La “gestione individuale” consiste appunto nell’abilità del singolo di amministrare, sotto propria ed esclusiva responsabilità, molti aspetti della persona: il corpo, la psiche, l’emotività, persino le relazioni con l’altro e, più in generale, con il reale. Come divulgato dai moderni life coaches, chiosa la filosofa, questa esasperante supervisione manageriale del sé si dovrebbe attuare attraverso una gestione del linguaggio; per di più gli stessi autoproclamantesi guru del life style di successo promuovono una sorta di nuovo volontarismo, l’idea cioè della possibilità per ogni individuo, garantita se lo si vuole davvero, della realizzazione di qualsiasi obiettivo, tralasciando l’annesso delirio di onnipotenza nel voler imporsi anche al limite costitutivo dell’uomo, ovvero la realtà che è appunto “altra”. È attraverso nuove “ricette” di comportamento – la Marzano le definisce scherzosamente “principio della maionese” – che viene così prescritto al soggetto di filtrare il mondo andando oltre il caos contingente, di concentrarsi solo su determinate emozioni, di pensare e parlare secondo un preciso linguaggio.

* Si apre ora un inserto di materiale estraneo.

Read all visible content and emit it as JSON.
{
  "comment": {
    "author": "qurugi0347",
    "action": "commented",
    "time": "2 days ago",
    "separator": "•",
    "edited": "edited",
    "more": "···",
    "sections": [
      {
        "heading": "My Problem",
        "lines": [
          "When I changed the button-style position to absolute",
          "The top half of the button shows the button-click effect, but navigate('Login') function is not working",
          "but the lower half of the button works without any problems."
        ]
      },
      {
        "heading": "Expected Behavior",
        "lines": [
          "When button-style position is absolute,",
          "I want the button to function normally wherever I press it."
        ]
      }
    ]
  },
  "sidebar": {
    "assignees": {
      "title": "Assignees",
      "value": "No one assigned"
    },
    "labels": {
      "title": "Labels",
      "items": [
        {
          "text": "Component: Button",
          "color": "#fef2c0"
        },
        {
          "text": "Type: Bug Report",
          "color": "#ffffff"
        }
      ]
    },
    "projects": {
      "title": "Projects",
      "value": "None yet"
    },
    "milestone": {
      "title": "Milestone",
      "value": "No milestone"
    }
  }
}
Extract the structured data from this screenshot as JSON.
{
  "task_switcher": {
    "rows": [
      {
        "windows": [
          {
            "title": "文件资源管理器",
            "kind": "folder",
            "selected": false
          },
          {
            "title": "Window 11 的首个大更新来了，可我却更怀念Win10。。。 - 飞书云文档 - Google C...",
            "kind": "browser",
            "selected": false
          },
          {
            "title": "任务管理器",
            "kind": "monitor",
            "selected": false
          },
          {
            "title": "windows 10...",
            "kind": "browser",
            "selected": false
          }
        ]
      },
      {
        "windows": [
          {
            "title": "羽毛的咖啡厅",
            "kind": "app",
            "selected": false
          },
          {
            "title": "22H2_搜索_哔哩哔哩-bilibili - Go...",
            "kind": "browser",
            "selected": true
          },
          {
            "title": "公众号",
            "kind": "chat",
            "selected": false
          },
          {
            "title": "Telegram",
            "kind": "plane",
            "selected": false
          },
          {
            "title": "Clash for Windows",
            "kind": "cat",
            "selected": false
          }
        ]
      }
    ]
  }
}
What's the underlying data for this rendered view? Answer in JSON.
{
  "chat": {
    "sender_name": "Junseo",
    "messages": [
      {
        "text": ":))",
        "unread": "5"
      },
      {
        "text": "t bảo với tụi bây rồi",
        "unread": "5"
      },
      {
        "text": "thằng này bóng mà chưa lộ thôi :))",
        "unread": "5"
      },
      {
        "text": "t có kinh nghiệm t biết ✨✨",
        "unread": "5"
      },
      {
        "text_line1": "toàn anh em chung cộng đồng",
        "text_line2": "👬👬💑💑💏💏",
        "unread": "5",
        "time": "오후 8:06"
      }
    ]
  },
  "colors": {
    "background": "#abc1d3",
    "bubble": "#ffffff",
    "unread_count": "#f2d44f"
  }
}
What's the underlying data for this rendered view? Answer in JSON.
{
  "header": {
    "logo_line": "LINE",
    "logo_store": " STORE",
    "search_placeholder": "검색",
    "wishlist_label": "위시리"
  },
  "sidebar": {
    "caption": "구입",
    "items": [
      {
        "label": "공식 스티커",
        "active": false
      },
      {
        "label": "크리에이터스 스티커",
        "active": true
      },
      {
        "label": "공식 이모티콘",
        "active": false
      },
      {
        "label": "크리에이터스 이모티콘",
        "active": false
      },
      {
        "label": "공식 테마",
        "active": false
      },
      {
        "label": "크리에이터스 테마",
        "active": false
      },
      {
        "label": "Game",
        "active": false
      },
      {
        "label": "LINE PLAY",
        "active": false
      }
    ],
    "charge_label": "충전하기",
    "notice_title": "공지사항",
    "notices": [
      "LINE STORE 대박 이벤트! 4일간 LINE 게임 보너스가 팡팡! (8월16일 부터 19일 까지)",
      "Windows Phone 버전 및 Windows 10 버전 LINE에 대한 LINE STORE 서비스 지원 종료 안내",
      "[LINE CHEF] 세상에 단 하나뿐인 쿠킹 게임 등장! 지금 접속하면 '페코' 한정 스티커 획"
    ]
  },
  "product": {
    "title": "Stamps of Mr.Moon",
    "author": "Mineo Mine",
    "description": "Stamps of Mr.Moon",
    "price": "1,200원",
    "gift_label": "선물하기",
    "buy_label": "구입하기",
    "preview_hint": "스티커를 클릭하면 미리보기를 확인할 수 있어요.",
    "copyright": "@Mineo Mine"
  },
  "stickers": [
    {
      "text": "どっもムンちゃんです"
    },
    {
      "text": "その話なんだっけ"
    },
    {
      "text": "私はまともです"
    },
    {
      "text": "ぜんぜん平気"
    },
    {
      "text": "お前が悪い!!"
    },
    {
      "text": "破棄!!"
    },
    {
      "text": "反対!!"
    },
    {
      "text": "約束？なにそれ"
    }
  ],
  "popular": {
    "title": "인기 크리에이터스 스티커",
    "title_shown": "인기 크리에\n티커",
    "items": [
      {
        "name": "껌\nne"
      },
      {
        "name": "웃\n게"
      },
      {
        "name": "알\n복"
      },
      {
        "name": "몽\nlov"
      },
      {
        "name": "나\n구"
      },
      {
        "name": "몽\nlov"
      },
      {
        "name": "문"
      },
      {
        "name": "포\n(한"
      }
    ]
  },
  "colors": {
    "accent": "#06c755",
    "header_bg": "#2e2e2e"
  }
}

Eppure, annota subito la filosofa citando Jaques Lacan, la verità del soggetto emerge proprio quando si balbetta! Uno degli aspetti più preoccupanti di questa ondata neo-volontarista risiede nella valutazione del soggetto quale unico e diretto responsabile di ogni scelta.
L’accezione della contemporanea e occidentale nozione di autonomia è, come si può intuire, ben lontana dalla definizione datane da Kant e, per di più, essa pare in un certo senso svuotata dall’interno. Il soggetto sembra libero di compiere delle scelte mentre in realtà si trova a preferire uno scopo già deciso, a lui resta solo la selezione dei mezzi per raggiungere quest’ultimo: gli obiettivi non sono negoziabili e l’autonomia risiede invece negli strumenti. Per chiarire meglio la questione, la Marzano introduce l’esempio di Jaques le fataliste et son maître, dialogo di Denis Diderot: in un passo riguardante proprio la capacità e la libertà di scelta, Jaques il servo chiede al padrone se sia disposto a gettarsi da cavallo qualora sia lui e nessun’altro a deciderlo; il padrone rappresenta in questo caso proprio l’illuso difensore e sostenitore del modello personalistico, diretto e libero di elezione: si butterebbe da cavallo pur di provare di essere libero di una simile scelta. “Come! – si oppone Jaques – Se non vi avessi contraddetto mai vi sarebbe venuto in mente di rompervi il collo!”.
Quando il discorso della Marzano volge al termine è facile prevedere le conclusioni del ragionamento: il management dell’esistenza, che intreccia elementi quali il successo, l’utilità e l’apparire, cela in realtà un fallimento esistenziale.
La gestione della propria vita come risorsa (il termine indica chiaramente un mezzo di cui ci si serve) contribuisce a nulla più che un accumulo di gesti, di motti, di oggetti che complessivamente rendono l’immagine di una vita di successo; tuttavia, condividendo la posizione di Georges Canguilhem, dietro un tale successo vi è appunto un insuccesso esistenziale, uno scacco dell’esistenza che concede di apparire mentre l’essere si svuota di senso. In questa direzione si estende il dominio della manipolazione, espressione di una mancanza di accettazione, di riconoscimento e di amore – per sé e per gli altri.